Padahal mapel-mapel lain juga sama pentingnya. Ditambah lagi, minat dan kemampuan setiap anak tidaklah sama. Mungkin ada anak yang tidak terlalu menyukai Matematika, tapi dia kuat dalam bidang Bahasa Inggris. Begitu juga sebaliknya, ada anak yang "lemah" di Bahasa Inggris, tapi dia sangat berminat dalam Matematika.
Saya terkesan dengan film "Ron Clark" yang menceritakan tentang seorang guru baru di suatu sekolah yang penuh dengan permasalahan peserta didik yang rumit.
Anda bisa menonton filmnya langsung, melihat bagaimana Pak Guru Ron Clark mengatasi masalah minimnya minat belajar murid-muridnya. Yang menjadi fokus saya adalah pemberian penghargaan di saat membagi rapor di akhir semester.
Ada peserta didik yang unggul di bidang sains. Ada peserta didik yang piawai dalam segi kesenian. Ada peserta didik yang mahir dalam bahasa. Setiap siswa mendapat penghargaan disesuaikan dengan minat mereka masing-masing.
Jangan menyamaratakan kemampuan dan minat semua peserta didik, karena setiap anak itu unik adanya.

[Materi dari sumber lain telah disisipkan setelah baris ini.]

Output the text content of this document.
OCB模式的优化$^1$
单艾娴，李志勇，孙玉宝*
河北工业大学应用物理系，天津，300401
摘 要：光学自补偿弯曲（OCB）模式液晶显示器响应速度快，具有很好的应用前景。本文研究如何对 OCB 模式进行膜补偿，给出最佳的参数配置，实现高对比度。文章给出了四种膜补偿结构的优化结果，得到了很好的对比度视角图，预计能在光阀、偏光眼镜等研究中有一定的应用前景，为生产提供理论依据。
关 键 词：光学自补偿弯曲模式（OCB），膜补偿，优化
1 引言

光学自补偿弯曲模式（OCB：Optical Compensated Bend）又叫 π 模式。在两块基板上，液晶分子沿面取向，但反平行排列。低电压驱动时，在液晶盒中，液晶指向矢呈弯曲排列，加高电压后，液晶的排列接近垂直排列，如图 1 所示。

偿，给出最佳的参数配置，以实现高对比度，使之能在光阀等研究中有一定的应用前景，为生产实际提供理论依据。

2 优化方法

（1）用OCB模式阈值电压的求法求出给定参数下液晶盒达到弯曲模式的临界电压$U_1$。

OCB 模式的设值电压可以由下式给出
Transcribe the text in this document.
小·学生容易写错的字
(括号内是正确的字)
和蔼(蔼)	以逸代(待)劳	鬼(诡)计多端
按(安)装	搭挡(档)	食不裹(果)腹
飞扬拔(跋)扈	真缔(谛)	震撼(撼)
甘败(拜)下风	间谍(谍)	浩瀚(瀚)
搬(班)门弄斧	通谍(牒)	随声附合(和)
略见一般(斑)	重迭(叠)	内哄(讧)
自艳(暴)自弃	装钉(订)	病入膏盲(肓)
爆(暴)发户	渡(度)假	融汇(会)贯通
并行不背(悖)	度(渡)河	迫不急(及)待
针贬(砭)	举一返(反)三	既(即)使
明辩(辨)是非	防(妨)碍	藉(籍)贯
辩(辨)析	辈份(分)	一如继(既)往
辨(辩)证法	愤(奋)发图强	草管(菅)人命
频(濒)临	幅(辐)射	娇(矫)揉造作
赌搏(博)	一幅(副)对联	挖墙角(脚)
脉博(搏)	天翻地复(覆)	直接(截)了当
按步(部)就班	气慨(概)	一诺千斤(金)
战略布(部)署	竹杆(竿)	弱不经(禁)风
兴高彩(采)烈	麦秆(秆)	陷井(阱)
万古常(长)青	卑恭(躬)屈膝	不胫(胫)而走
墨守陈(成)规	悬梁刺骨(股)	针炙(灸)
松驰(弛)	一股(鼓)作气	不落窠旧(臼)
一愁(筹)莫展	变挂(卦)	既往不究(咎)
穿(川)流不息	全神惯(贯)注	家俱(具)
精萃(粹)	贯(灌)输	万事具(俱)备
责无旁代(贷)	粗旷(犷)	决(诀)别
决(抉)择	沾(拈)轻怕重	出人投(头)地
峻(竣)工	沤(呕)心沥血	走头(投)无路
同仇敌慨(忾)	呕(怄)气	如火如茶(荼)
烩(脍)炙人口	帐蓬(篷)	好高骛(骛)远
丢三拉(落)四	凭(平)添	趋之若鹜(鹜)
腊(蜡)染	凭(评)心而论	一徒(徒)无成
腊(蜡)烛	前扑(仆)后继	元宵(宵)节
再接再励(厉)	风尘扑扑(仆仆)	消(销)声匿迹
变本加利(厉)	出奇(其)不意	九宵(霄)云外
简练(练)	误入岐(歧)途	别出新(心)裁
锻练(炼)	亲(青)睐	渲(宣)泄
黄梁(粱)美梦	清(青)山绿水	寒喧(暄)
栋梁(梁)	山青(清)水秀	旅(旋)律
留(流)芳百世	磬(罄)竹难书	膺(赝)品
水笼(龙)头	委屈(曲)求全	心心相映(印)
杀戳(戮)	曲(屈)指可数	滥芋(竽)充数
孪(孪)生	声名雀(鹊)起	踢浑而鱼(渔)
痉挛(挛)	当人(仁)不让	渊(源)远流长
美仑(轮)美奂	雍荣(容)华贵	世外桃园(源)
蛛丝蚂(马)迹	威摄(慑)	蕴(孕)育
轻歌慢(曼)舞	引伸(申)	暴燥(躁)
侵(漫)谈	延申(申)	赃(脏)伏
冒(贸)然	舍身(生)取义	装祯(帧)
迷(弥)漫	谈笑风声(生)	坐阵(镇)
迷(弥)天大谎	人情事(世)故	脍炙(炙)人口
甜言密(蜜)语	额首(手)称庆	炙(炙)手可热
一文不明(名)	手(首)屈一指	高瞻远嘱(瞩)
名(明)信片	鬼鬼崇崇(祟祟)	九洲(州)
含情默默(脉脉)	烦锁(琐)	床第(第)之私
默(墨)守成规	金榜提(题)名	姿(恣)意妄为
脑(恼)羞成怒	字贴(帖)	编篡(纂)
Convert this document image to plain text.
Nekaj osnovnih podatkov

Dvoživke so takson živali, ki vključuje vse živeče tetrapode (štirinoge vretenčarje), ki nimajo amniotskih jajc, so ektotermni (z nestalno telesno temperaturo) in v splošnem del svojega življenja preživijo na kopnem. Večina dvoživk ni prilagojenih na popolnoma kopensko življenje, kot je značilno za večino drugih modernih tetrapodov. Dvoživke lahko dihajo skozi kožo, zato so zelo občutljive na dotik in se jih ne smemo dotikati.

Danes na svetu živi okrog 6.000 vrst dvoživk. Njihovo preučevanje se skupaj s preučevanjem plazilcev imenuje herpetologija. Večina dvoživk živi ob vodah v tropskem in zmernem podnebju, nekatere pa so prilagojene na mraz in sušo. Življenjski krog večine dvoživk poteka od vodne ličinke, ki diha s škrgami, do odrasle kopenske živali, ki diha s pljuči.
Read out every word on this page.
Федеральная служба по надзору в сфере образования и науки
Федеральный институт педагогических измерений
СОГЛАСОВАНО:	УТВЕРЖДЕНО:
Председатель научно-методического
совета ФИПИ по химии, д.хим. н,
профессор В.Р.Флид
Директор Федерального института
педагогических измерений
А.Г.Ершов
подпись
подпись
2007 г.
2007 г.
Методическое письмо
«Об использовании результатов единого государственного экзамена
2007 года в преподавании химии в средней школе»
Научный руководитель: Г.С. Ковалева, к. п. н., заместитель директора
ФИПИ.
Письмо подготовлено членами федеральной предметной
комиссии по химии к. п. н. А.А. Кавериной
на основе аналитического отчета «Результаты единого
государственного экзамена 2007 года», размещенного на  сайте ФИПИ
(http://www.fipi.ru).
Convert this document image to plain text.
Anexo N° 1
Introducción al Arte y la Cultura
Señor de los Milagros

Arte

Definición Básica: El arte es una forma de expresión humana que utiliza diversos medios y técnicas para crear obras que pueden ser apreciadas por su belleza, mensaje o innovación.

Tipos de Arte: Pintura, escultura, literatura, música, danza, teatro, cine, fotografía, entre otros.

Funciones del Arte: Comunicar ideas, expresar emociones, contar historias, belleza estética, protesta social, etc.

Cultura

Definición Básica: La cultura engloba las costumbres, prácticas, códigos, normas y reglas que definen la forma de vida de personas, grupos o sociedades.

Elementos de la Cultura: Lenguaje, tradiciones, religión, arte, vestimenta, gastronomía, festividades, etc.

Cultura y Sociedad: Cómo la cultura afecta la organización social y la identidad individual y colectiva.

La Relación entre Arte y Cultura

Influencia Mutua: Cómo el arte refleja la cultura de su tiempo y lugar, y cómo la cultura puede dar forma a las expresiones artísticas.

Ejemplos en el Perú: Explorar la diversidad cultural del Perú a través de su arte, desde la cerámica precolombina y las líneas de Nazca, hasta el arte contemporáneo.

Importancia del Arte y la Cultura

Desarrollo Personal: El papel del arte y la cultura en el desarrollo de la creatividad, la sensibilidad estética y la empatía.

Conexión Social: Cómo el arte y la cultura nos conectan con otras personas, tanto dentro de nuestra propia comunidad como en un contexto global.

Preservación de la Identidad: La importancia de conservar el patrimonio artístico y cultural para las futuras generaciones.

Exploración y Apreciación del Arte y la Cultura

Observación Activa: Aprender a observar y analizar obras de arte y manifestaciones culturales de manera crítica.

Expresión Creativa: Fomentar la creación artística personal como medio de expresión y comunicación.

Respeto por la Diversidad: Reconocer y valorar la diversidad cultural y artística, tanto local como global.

Berikan penghargaan yang sepantasnya sesuai dengan kemampuan dan minat masing-masing.
Hak #3 - Hak untuk memperoleh waktu bermain yang memadaiÂ
Keluhan-keluhan yang saya dengar dari peserta didik selama hampir sembilan bulan ini menyuarakan hal-hal yang sama.
Capek, bosan, ...
Orang dewasa saja butuh refreshing, apalagi anak-anak.
PR bertumpuk setiap hari, menyebabkan anak tidak mempunyai cukup waktu untuk bermain dan menyegarkan otaknya dari kepenatan setelah mempelajari bahan pelajaran yang jauh dari kata menyenangkan.
Memang, sekali lagi, beratnya tuntutan kurikulum bukan salah guru dan orang tua. Mereka juga korban dari suatu sistem.
Kiranya kurikulum darurat tidak hanya "cantik" di atas kertas, namun juga tidak membebani anak-anak Indonesia dengan segebung materi pelajaran yang seakan tak habis-habisnya mendera.